El fallo tomó entre las pruebas a una pequeña casa de la quebrada. La casa
de Hipólito Abracanite Alancay -dice- está en un cuarto con paredes de
abobe, techo de dos aguas, en el interior se ven a lo largo de
dos o tres paredes, unos payos (patas) que sobresalen de las paredes,
hechos también de barro y piedra. Esos son los catres donde se
tienen pellejos de llama u oveja para dormir. Hay un nicho abierto en
una pared donde guarda un santo y, al lado, hay un gancho:
otra de las pruebas de la Justicia jujeña encontró entre una
comunidad Kolla de Cochinoca para considerarla habitante
prehispánica de sus tierras. Estas pruebas sirvieron para que
ahora el Registro Inmobiliario de la provincia de Jujuy otorgue
por primera vez un titulo de propiedad colectivo a un grupo de 33
familias kollas.
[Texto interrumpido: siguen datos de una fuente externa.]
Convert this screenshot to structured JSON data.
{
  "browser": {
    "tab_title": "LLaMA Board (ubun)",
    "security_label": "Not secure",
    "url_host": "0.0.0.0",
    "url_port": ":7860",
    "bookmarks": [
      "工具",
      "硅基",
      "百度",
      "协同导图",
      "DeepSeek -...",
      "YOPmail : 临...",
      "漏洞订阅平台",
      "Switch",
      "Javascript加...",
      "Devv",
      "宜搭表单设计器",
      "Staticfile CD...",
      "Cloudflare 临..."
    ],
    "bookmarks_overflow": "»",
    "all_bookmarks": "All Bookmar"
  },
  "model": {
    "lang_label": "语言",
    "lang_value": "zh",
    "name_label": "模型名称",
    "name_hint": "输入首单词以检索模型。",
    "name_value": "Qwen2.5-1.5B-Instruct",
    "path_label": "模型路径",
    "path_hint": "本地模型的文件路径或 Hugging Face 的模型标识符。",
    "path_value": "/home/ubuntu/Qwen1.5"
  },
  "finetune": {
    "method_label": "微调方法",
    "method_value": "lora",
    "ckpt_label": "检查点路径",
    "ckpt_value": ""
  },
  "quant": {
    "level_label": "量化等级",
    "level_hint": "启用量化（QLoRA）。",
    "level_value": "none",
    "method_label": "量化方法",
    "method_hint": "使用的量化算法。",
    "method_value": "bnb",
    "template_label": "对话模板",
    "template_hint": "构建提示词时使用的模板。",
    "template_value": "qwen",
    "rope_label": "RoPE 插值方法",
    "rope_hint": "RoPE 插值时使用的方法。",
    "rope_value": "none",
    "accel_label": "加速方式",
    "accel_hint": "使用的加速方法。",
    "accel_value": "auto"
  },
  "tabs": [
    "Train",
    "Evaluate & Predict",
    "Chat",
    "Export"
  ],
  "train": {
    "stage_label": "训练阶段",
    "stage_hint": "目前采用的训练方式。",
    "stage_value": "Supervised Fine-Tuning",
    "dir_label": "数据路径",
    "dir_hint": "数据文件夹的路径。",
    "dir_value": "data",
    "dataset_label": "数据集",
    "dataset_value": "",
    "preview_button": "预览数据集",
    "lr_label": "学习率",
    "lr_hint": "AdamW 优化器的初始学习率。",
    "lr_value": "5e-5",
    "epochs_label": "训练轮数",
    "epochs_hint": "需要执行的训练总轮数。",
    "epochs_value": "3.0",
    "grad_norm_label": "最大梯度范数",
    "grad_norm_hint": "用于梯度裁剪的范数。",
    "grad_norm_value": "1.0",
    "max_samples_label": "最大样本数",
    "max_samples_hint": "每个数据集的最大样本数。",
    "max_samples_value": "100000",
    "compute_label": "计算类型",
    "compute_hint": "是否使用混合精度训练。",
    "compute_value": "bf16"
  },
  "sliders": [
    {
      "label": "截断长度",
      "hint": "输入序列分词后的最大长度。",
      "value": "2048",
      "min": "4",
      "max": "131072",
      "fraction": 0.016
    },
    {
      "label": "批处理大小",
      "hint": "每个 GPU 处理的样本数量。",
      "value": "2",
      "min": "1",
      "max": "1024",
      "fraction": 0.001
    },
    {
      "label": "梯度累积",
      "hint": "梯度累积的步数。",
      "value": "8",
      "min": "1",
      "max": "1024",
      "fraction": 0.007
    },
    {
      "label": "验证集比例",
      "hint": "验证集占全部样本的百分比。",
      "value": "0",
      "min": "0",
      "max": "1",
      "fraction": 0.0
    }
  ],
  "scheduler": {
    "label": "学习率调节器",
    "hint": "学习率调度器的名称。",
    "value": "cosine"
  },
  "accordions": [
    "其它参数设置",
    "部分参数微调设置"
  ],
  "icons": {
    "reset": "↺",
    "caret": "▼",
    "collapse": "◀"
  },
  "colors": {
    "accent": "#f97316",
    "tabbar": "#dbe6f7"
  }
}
El territorio está formado por 24 mil
hectáreas, ubicadas en el centro de la Puna a 50 kilómetros de
Abra Pampa.
Aquellas familias pelean desde hace años este reconocimiento. En
su historia existe una marcha prolongada durante tres meses desde
la Puna hasta la casa de gobierno, cuando el país estaba bajo la primera
presidencia de Juan Domingo Perón. Desde aquel momento, los reclamos
atravesaron distintas instancias hasta la sanción de las reformas
de la Constitución. La incorporación del artículo 75 que
reconoce "la preexistencia étnica y cultural de los pueblos
argentinos", les dio las herramientas jurídicas para iniciar esta nueva etapa de reclamos. A partir de entonces
intentaron conseguir que el Estado los reconozca primero como una
comunidad legítima a través del trámite en Personas Jurídicas, y luego que la Justicia les dé el aval para
continuar con los reclamos sobre sus derechos colectivos a la propiedad de la
tierra.
El 14 de septiembre de 2001, la gente de Cochinoca consiguió el fallo de la Justicia, la herramienta que finalmente terminó abriendo el paso para conseguir ahora
el título de propiedad. Aquel fallo tuvo un carácter de
histórico. "El fallo no tiene antecedentes
jurisprudenciales en Jujuy, en Argentina ni Latinoamérica",
explicó Hernán Azapa, integrante del estudio que patrocinó a
los kollas. "La justicia-dice ahora- consideró a la
comunidad como titular natural de la tierra, un derecho que desde
el '94 está garantizado por la Constitución Nacional".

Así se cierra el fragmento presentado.